Still squinting at Will, Graham answered, “Some of my men told me there had been trouble here this morning.”  He broke his eyes away from Will and looked down at Olivia, and his gaze turned from cold and hard to warm and affectionate in an instant.  “I came as soon as I could.  Are you all right?”

“Yes, marvelous,” she answered.  “Will...Mr. Coffin was here and he handled the situation wonderfully.”  Turning to Will, she smiled and motioned for him to join them.  Will took a few guarded steps forward.  “Graham, may I introduce Mr. Will Coffin from Colorado.  Will, this is my old friend Mr. Graham Lawford.”

“Pleasure,” Will said tightly, shaking hands.

“Likewise,” Graham replied through his teeth.  They each released the other’s hand as though dropping something dead onto the floor.

“You say you were going to write me,” Graham said, turning to her.  She could see him immediately shift into the role of a protective older brother.  “Is there anything you need?”
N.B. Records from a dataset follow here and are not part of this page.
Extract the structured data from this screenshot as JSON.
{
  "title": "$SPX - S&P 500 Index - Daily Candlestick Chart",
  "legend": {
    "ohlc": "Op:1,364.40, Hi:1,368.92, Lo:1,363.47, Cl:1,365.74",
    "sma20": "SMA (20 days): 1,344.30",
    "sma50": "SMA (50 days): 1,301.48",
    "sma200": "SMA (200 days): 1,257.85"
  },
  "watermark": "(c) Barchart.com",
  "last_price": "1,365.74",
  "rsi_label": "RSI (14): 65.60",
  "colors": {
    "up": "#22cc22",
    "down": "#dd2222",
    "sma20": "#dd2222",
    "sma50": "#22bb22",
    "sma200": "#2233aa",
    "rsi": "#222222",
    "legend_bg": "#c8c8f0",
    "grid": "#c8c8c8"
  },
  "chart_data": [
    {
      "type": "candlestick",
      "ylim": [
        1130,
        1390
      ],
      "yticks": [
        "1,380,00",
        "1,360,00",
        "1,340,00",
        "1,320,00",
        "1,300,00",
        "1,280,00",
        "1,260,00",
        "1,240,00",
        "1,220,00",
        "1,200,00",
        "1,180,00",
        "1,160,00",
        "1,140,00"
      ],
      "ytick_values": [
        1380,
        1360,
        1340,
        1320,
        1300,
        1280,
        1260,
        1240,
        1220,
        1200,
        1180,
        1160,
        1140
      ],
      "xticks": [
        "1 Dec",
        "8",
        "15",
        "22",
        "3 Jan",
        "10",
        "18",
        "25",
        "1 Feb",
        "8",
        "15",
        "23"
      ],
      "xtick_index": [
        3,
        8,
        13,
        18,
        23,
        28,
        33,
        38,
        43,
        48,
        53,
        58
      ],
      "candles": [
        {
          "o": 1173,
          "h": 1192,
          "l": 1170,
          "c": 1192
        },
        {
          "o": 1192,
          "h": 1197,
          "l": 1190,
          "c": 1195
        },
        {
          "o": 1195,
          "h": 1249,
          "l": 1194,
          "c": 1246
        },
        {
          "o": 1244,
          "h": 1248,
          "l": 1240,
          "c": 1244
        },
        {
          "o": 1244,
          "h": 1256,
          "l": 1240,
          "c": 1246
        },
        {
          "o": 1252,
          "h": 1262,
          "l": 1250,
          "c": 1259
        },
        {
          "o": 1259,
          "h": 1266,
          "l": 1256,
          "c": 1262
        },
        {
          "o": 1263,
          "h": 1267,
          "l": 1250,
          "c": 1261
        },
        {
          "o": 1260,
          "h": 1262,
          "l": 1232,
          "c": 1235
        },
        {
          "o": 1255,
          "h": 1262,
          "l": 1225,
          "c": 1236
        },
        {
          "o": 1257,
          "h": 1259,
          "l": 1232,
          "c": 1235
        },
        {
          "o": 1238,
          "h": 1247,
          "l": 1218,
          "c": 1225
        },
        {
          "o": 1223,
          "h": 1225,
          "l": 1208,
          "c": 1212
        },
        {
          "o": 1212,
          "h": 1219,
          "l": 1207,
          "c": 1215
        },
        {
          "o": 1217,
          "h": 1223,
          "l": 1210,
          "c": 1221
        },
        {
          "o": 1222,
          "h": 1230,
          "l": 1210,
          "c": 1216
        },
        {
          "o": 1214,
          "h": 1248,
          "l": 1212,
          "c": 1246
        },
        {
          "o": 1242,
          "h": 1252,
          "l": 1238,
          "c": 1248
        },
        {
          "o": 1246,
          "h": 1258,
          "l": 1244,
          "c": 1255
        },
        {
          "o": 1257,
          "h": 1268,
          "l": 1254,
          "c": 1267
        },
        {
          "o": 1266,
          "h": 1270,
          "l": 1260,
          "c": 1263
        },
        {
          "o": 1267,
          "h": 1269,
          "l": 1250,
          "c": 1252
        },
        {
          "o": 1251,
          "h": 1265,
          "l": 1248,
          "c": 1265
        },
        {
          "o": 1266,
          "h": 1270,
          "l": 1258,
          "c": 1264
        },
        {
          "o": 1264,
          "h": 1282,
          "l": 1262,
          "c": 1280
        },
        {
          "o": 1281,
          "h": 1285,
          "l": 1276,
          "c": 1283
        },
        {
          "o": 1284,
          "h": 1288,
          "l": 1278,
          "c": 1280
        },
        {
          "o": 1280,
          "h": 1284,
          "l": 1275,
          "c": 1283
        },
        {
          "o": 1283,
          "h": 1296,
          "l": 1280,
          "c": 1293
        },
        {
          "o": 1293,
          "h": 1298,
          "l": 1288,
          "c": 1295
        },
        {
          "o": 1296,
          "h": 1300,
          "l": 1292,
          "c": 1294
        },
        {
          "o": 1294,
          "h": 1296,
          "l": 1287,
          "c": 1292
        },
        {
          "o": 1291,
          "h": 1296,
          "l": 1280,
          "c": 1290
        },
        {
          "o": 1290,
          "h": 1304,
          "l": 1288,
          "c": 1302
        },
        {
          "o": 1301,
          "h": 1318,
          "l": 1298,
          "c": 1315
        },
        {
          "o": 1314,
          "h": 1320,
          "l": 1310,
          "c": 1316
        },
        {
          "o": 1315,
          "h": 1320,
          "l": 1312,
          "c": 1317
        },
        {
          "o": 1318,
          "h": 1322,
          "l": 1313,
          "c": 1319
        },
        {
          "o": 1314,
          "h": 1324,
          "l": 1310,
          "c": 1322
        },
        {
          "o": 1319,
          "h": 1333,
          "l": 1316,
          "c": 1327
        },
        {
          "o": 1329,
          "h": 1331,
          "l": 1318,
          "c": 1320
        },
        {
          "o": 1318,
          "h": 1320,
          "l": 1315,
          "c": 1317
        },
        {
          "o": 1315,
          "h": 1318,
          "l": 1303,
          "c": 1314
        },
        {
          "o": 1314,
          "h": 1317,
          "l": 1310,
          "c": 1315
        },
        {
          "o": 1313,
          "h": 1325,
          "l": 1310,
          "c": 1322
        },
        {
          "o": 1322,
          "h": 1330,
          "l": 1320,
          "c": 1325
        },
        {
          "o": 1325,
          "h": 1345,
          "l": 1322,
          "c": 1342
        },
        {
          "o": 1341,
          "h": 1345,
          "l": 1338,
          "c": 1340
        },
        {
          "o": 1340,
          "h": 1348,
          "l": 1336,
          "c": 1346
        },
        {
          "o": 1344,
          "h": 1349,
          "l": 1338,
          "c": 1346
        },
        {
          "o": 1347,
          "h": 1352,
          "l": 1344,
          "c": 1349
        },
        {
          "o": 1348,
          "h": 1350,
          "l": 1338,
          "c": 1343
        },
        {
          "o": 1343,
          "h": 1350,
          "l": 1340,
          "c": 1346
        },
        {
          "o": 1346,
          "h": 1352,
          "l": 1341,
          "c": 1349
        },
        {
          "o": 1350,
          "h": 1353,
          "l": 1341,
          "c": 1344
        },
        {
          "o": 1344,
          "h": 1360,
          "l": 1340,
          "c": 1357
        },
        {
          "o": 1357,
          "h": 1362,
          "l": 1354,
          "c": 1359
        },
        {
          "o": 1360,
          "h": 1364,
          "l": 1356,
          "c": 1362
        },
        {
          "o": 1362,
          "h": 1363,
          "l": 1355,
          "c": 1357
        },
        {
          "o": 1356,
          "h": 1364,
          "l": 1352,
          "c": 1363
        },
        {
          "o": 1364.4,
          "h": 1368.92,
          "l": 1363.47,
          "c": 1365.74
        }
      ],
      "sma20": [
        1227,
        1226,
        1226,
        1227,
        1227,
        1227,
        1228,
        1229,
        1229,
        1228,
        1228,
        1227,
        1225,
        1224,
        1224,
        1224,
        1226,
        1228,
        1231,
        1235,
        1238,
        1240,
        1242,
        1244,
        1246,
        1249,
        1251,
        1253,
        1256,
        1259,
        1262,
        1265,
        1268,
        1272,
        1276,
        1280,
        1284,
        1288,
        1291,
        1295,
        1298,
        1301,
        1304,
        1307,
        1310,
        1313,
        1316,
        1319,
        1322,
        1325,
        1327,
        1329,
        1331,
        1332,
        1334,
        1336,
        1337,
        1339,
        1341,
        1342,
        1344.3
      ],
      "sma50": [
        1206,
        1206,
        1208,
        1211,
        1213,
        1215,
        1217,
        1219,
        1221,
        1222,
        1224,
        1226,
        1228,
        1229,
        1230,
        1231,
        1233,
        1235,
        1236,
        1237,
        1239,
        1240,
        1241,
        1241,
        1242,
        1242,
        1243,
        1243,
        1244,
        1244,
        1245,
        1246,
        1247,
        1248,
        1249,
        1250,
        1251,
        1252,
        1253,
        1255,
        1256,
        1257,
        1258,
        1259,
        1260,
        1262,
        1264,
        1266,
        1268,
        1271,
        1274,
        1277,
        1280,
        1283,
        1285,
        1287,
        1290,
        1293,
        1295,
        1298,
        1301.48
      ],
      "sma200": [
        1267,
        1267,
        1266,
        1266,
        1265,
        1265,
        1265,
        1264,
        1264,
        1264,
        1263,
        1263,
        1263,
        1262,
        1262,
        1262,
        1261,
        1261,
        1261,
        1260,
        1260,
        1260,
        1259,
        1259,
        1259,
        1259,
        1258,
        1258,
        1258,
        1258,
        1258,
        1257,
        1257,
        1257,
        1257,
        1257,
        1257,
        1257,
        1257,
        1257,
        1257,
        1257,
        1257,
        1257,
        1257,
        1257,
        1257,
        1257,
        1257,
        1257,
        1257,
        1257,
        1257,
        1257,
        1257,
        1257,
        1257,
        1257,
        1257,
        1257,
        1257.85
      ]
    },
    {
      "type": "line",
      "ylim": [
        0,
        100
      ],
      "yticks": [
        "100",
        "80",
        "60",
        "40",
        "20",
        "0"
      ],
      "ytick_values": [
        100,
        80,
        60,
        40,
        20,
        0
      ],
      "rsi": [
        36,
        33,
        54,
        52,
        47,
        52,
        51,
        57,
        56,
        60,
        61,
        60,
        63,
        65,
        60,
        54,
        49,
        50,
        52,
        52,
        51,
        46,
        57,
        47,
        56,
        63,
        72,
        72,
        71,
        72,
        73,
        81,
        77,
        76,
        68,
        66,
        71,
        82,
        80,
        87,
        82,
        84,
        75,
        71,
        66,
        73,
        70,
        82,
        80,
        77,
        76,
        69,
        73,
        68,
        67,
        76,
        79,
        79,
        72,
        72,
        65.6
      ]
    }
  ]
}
“As a matter of fact, yes.  Mr. Coffin and I require your services, if you can spare them.”

“For you, anything,” Graham answered directly, which seemed to imply that he wasn’t interested in helping Will, only her. 

She explained as concisely as possible the nature of Will’s search, with Will filling in a few details where necessary.  Graham listened attentively, nodding and asking a couple of questions.  Will showed Graham the scrap of letter his father had written, clearly unhappy to part with the document.  But she saw that he was grudgingly pleased to see Graham handle the letter very carefully, acknowledging that it was, as far as Will was concerned, a priceless family heirloom. 

“Unfortunately, it isn’t much to go on,” Graham finally concluded, “but,” he added when she looked downcast, “I have worked with far less.  I’ll have to borrow this letter for a few days to analyze it.”

“What’s there to analyze?” Will demanded, suspicious.  “It’s just a letter.”

“Among other things, Graham is an alienist,” Olivia explained.  “He uses a rather unconventional analytical approach to discover things about people.”

“I can study the kind of paper the letter is written on, the ink, and even the handwriting to see who wrote it and where they come from,” Graham said.  “It’s a new science, but it has been used in certain investigations for Scotland Yard.”

“All right,” Will said, grudging respect in his voice.  “But I want it back.”

Tucking the letter into his pocket, Graham gave a slight bow, almost mocking.  His words, however, were serious.  “As you are a friend of Olivia’s, I will do everything in my power to assist you.  And your letter will be returned, unharmed.  Now, if you will excuse us, I need to speak with her in private.”

She could see Will hesitate, unwilling to leave her in the company of a man he so obviously distrusted, but she gave him a reassuring smile.  “It will be fine.  You can wait for me outside, if you like.  Or the carriage can take you home and Graham can give me a ride back.”

“I’ll wait for you,” Will said, and she thought he directed his last words towards Graham, “and we can ride home together.”

The look Lawford gave him would have torn a lesser man into vulture feed, but Will didn’t back down.  With a big grin that he didn’t quite feel, staring right into Lawford’s chilly eyes, Will left the office, closing the door behind him.  He almost lingered outside the door to catch whatever they were saying to each other, but he wasn’t such a low-down bastard that he’d snoop.  Reluctantly, he went outside to the front yard, where Olivia’s carriage waited.